Coaching is still an emerging field, although it is a rapidly growing area of professional practice. Coaches come from a variety of backgrounds and experience. The industry is diverse and so are coaching practices, with coaching knowledge base and practice still developing.

Rather than seeking to identify and claim a distinct body of professional knowledge as its base, coaching draws upon knowledge from multiple disciplines, including psychology, business, education and the physical sciences.

So, the guideline document is initially designed as aspirational. It does not seek to prescribe how coaching must be conducted, but instead seeks to capture emerging coaching practices and processes that stakeholders would see as valuable.

The developers of the guidelines have been drawn from purchasers, suppliers, researchers, trainers, universities, government and professional associations. They have taken care to recognise the need to write a guideline that allows for multiple approaches and theoretical positions and identifies acceptable practice; recognising that the multidisciplinary nature of coaching enables diverse and innovative solutions to emerge. This then allows it to match the emerging needs of a complex world.
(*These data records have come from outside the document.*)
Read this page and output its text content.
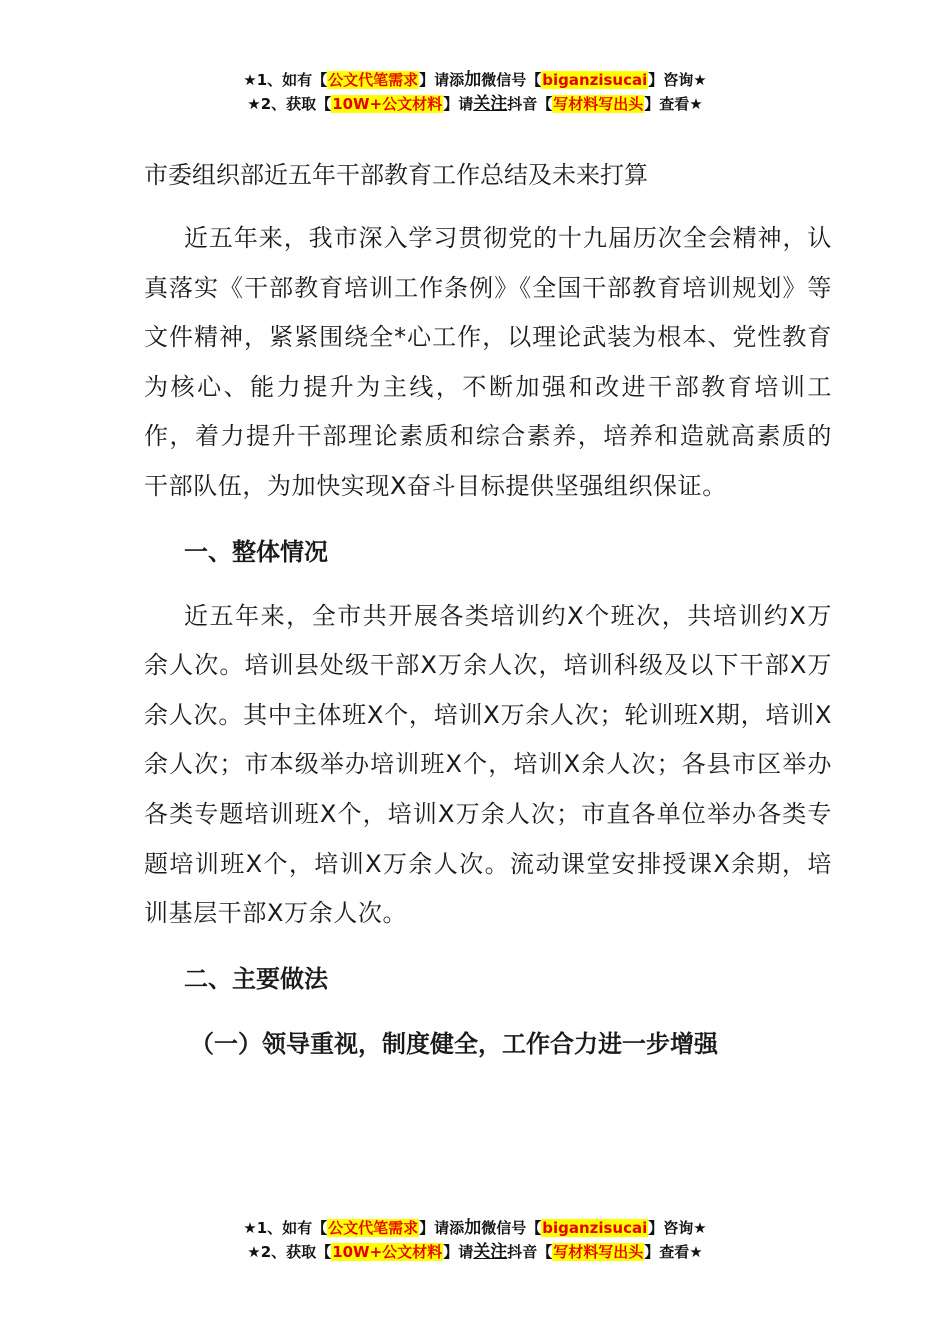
★1、如有【公文代笔需求】请添加微信号【biganzisucai】咨询★
★2、获取【10W+公文材料】请关注抖音【写材料写出头】查看★
市委组织部近五年干部教育工作总结及未来打算

近五年来，我市深入学习贯彻党的十九届历次全会精神，认真落实《干部教育培训工作条例》《全国干部教育培训规划》等文件精神，紧紧围绕全*心工作，以理论武装为根本、党性教育为核心、能力提升为主线，不断加强和改进干部教育培训工作，着力提升干部理论素质和综合素养，培养和造就高素质的干部队伍，为加快实现X奋斗目标提供坚强组织保证。

一、整体情况

近五年来，全市共开展各类培训约X个班次，共培训约X万余人次。培训县处级干部X万余人次，培训科级及以下干部X万余人次。其中主体班X个，培训X万余人次；轮训班X期，培训X余人次；市本级举办培训班X个，培训X余人次；各县市区举办各类专题培训班X个，培训X万余人次；市直各单位举办各类专题培训班X个，培训X万余人次。流动课堂安排授课X余期，培训基层干部X万余人次。

二、主要做法
（一）领导重视，制度健全，工作合力进一步增强
★1、如有【公文代笔需求】请添加微信号【biganzisucai】咨询★
★2、获取【10W+公文材料】请关注抖音【写材料写出头】查看★
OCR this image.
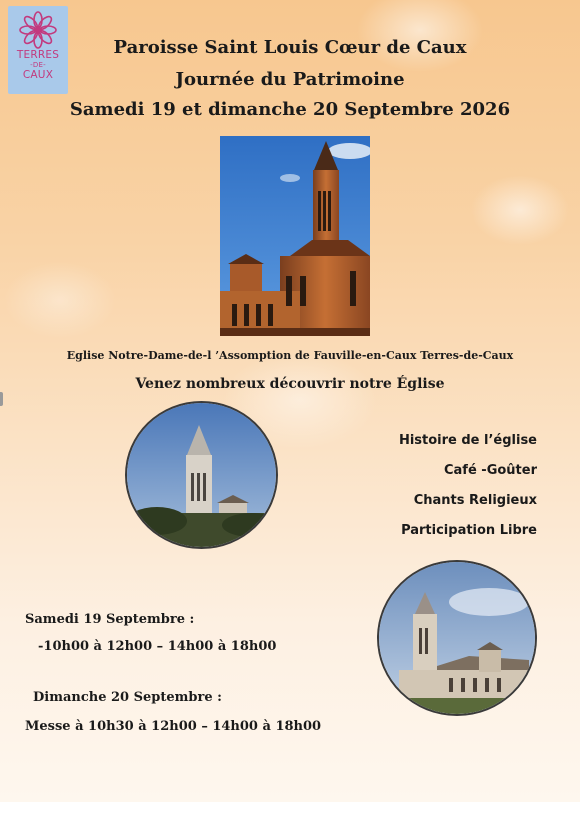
TERRES
-DE-
CAUX
Paroisse Saint Louis Cœur de Caux
Journée du Patrimoine
Samedi 19 et dimanche 20 Septembre 2026
Eglise Notre-Dame-de-l ’Assomption de Fauville-en-Caux Terres-de-Caux
Venez nombreux découvrir notre Église
Histoire de l’église
Café -Goûter
Chants Religieux
Participation Libre
Samedi 19 Septembre :
-10h00 à 12h00 – 14h00 à 18h00
Dimanche 20 Septembre :
Messe à 10h30 à 12h00 – 14h00 à 18h00
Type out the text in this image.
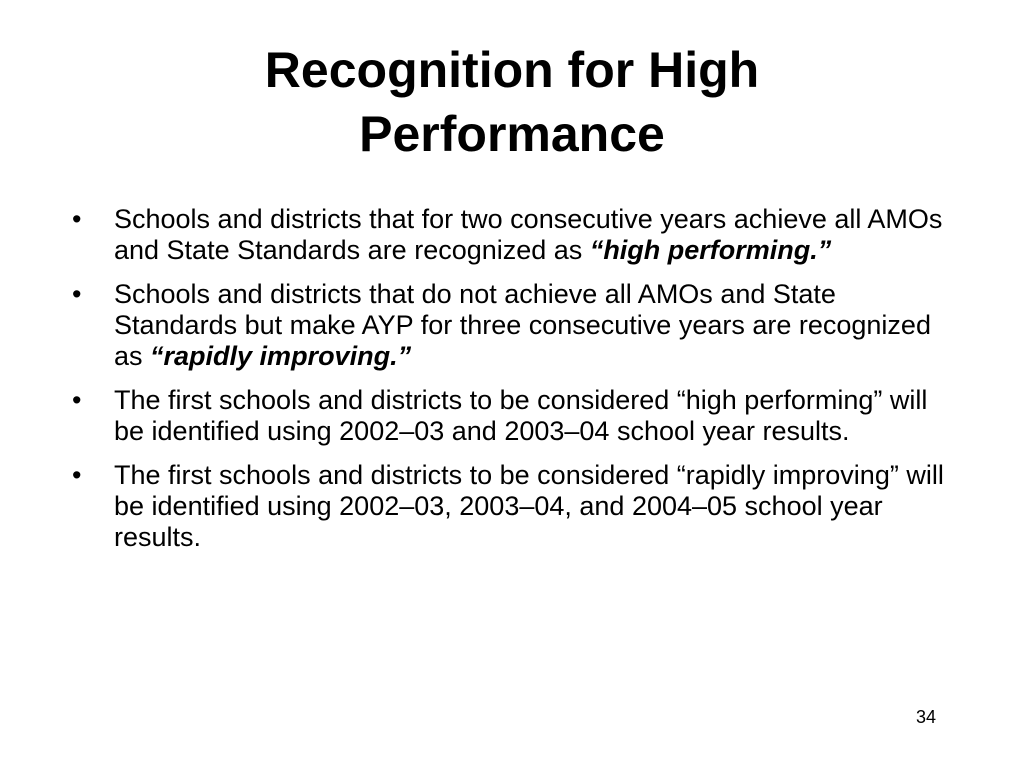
Recognition for High
Performance
•	Schools and districts that for two consecutive years achieve all AMOs and State Standards are recognized as “high performing.”
•	Schools and districts that do not achieve all AMOs and State Standards but make AYP for three consecutive years are recognized as “rapidly improving.”
•	The first schools and districts to be considered “high performing” will be identified using 2002–03 and 2003–04 school year results.
•	The first schools and districts to be considered “rapidly improving” will be identified using 2002–03, 2003–04, and 2004–05 school year results.
34
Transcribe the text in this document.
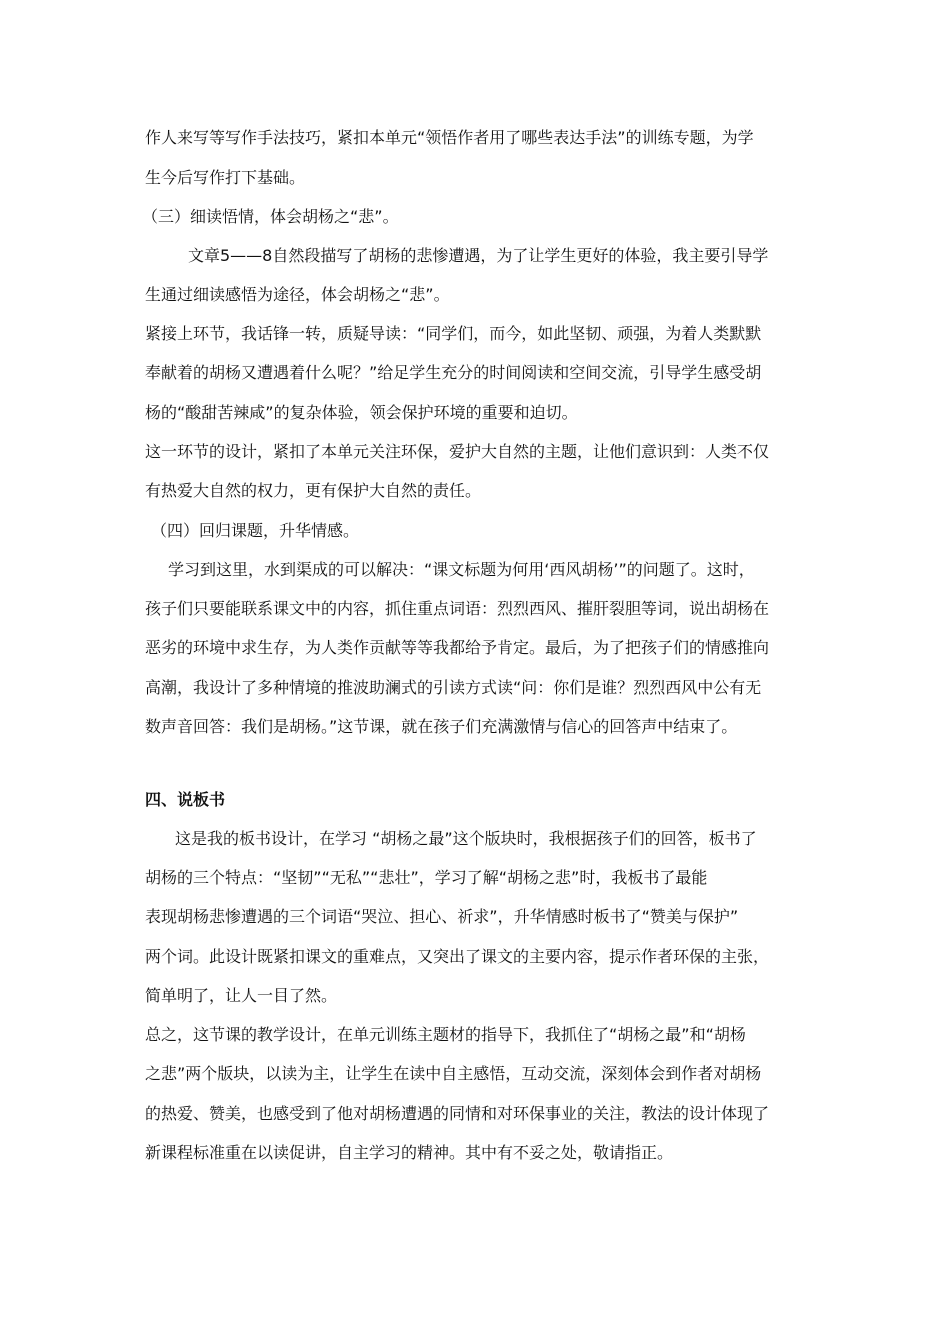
作人来写等写作手法技巧，紧扣本单元“领悟作者用了哪些表达手法”的训练专题，为学
生今后写作打下基础。
（三）细读悟情，体会胡杨之“悲”。
文章5——8自然段描写了胡杨的悲惨遭遇，为了让学生更好的体验，我主要引导学
生通过细读感悟为途径，体会胡杨之“悲”。
紧接上环节，我话锋一转，质疑导读：“同学们，而今，如此坚韧、顽强，为着人类默默
奉献着的胡杨又遭遇着什么呢？”给足学生充分的时间阅读和空间交流，引导学生感受胡
杨的“酸甜苦辣咸”的复杂体验，领会保护环境的重要和迫切。
这一环节的设计，紧扣了本单元关注环保，爱护大自然的主题，让他们意识到：人类不仅
有热爱大自然的权力，更有保护大自然的责任。
（四）回归课题，升华情感。
学习到这里，水到渠成的可以解决：“课文标题为何用‘西风胡杨’”的问题了。这时，
孩子们只要能联系课文中的内容，抓住重点词语：烈烈西风、摧肝裂胆等词，说出胡杨在
恶劣的环境中求生存，为人类作贡献等等我都给予肯定。最后，为了把孩子们的情感推向
高潮，我设计了多种情境的推波助澜式的引读方式读“问：你们是谁？烈烈西风中公有无
数声音回答：我们是胡杨。”这节课，就在孩子们充满激情与信心的回答声中结束了。
四、说板书
这是我的板书设计，在学习 “胡杨之最”这个版块时，我根据孩子们的回答，板书了
胡杨的三个特点：“坚韧”“无私”“悲壮”，学习了解“胡杨之悲”时，我板书了最能
表现胡杨悲惨遭遇的三个词语“哭泣、担心、祈求”，升华情感时板书了“赞美与保护”
两个词。此设计既紧扣课文的重难点，又突出了课文的主要内容，提示作者环保的主张，
简单明了，让人一目了然。
总之，这节课的教学设计，在单元训练主题材的指导下，我抓住了“胡杨之最”和“胡杨
之悲”两个版块，以读为主，让学生在读中自主感悟，互动交流，深刻体会到作者对胡杨
的热爱、赞美，也感受到了他对胡杨遭遇的同情和对环保事业的关注，教法的设计体现了
新课程标准重在以读促讲，自主学习的精神。其中有不妥之处，敬请指正。
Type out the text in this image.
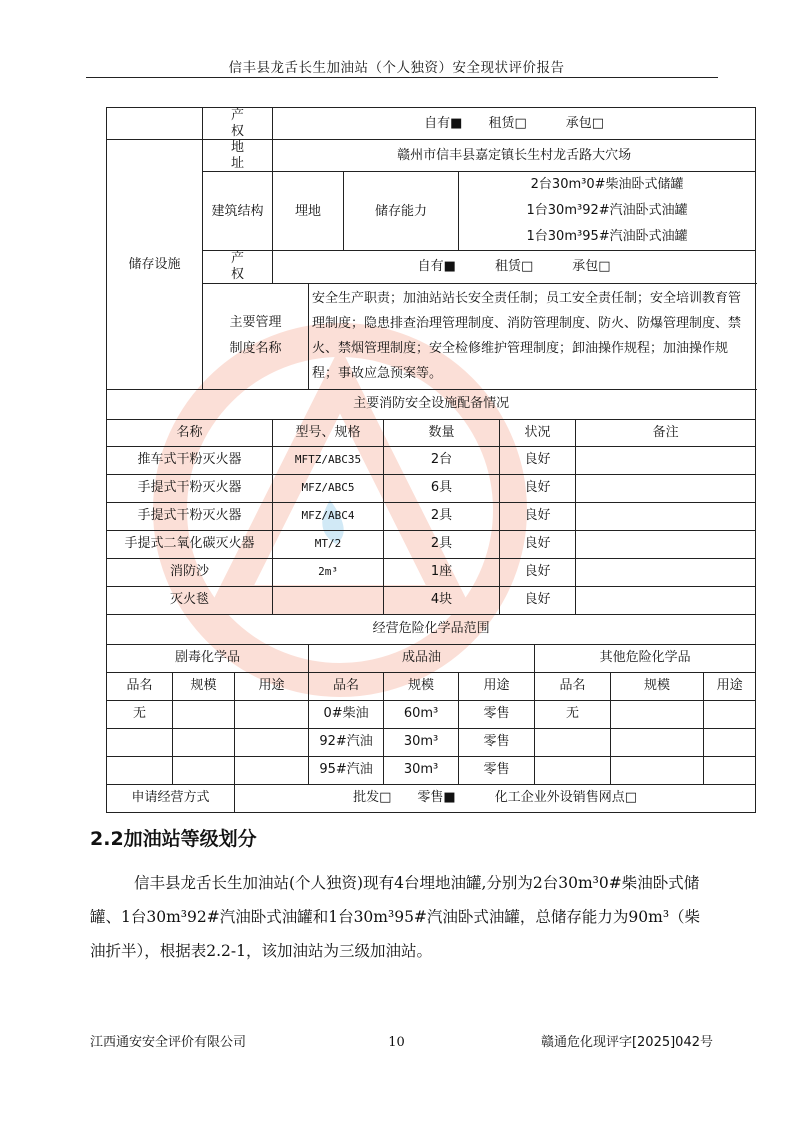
信丰县龙舌长生加油站（个人独资）安全现状评价报告
		产　权		自有■　　租赁□　　　承包□									
储存设施		地　址		赣州市信丰县嘉定镇长生村龙舌路大穴场									
		建筑结构		埋地		储存能力		2台30m³0#柴油卧式储罐
1台30m³92#汽油卧式油罐
1台30m³95#汽油卧式油罐					

		产　权		自有■　　　租赁□　　　承包□									

		主要管理
制度名称			安全生产职责；加油站站长安全责任制；员工安全责任制；安全培训教育管理制度；隐患排查治理管理制度、消防管理制度、防火、防爆管理制度、禁火、禁烟管理制度；安全检修维护管理制度；卸油操作规程；加油操作规程；事故应急预案等。								
主要消防安全设施配备情况													
名称				型号、规格			数量		状况		备注		
推车式干粉灭火器				MFTZ/ABC35			2台		良好				
手提式干粉灭火器				MFZ/ABC5			6具		良好				
手提式干粉灭火器				MFZ/ABC4			2具		良好				
手提式二氧化碳灭火器				MT/2			2具		良好				
消防沙				2m³			1座		良好				
灭火毯							4块		良好				
经营危险化学品范围													
剧毒化学品					成品油					其他危险化学品			
品名	规模		用途		品名		规模	用途		品名		规模	用途
无					0#柴油		60m³	零售		无			
					92#汽油		30m³	零售					
					95#汽油		30m³	零售					
申请经营方式			批发□　　零售■　　　化工企业外设销售网点□										
2.2加油站等级划分

信丰县龙舌长生加油站(个人独资)现有4台埋地油罐,分别为2台30m³0#柴油卧式储罐、1台30m³92#汽油卧式油罐和1台30m³95#汽油卧式油罐，总储存能力为90m³（柴油折半），根据表2.2-1，该加油站为三级加油站。

江西通安安全评价有限公司	10	赣通危化现评字[2025]042号
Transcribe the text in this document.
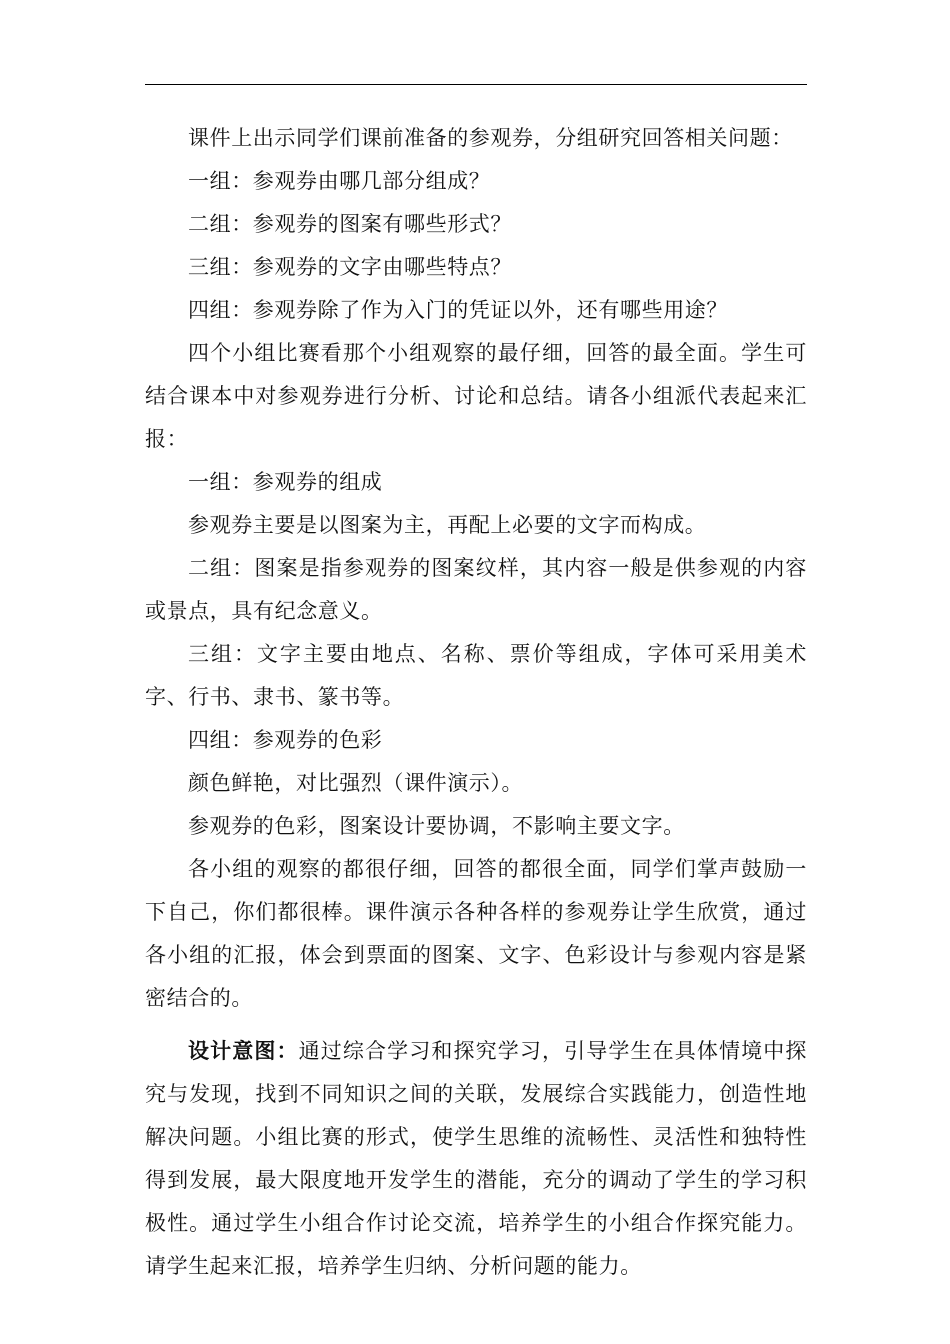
课件上出示同学们课前准备的参观券，分组研究回答相关问题：

一组：参观券由哪几部分组成？

二组：参观券的图案有哪些形式？

三组：参观券的文字由哪些特点？

四组：参观券除了作为入门的凭证以外，还有哪些用途？

四个小组比赛看那个小组观察的最仔细，回答的最全面。学生可结合课本中对参观券进行分析、讨论和总结。请各小组派代表起来汇报：

一组：参观券的组成

参观券主要是以图案为主，再配上必要的文字而构成。

二组：图案是指参观券的图案纹样，其内容一般是供参观的内容或景点，具有纪念意义。

三组：文字主要由地点、名称、票价等组成，字体可采用美术字、行书、隶书、篆书等。

四组：参观券的色彩

颜色鲜艳，对比强烈（课件演示）。

参观券的色彩，图案设计要协调，不影响主要文字。

各小组的观察的都很仔细，回答的都很全面，同学们掌声鼓励一下自己，你们都很棒。课件演示各种各样的参观券让学生欣赏，通过各小组的汇报，体会到票面的图案、文字、色彩设计与参观内容是紧密结合的。

设计意图：通过综合学习和探究学习，引导学生在具体情境中探究与发现，找到不同知识之间的关联，发展综合实践能力，创造性地解决问题。小组比赛的形式，使学生思维的流畅性、灵活性和独特性得到发展，最大限度地开发学生的潜能，充分的调动了学生的学习积极性。通过学生小组合作讨论交流，培养学生的小组合作探究能力。请学生起来汇报，培养学生归纳、分析问题的能力。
At the same time, they wanted to recognise the need for evidence based practice, to acknowledge and affirm the role of experience and the importance of rigour in methodology and evidence gathering.

These guidelines will serve multiple purposes. For a coach, they define the skills and professional development practices they should pursue. The guidelines provide guidance for:

  • selection and on-going professional development
  • contracting with clients
  • delivery and evaluation of coaching services.

Already we can see the influence as professional coaching associations refer to this document by way of encouraging their members to commit to professional development activities. Purchasers of coaching services ask many questions:

  • Is coaching appropriate for our needs?
  • What does coaching involve?
  • How will we assess and select workplace coaches?
  • Should we develop our own coaches or engage external coaches?
  • How will we evaluate the success of coaching interventions?

The guidelines may not provide all the answers. However, they are a comprehensive body of information that will inform discussion for all stakeholders, bringing clarity to a complex issue. Coach training organizations and professional associations will also find guidance in developing curricula, evidence-based practices and issues pertinent to governance, ethics and continuing professional development of coaches.

Coaching is no longer simply respectable. A line has been drawn with this guideline and coaching has been lifted into another realm.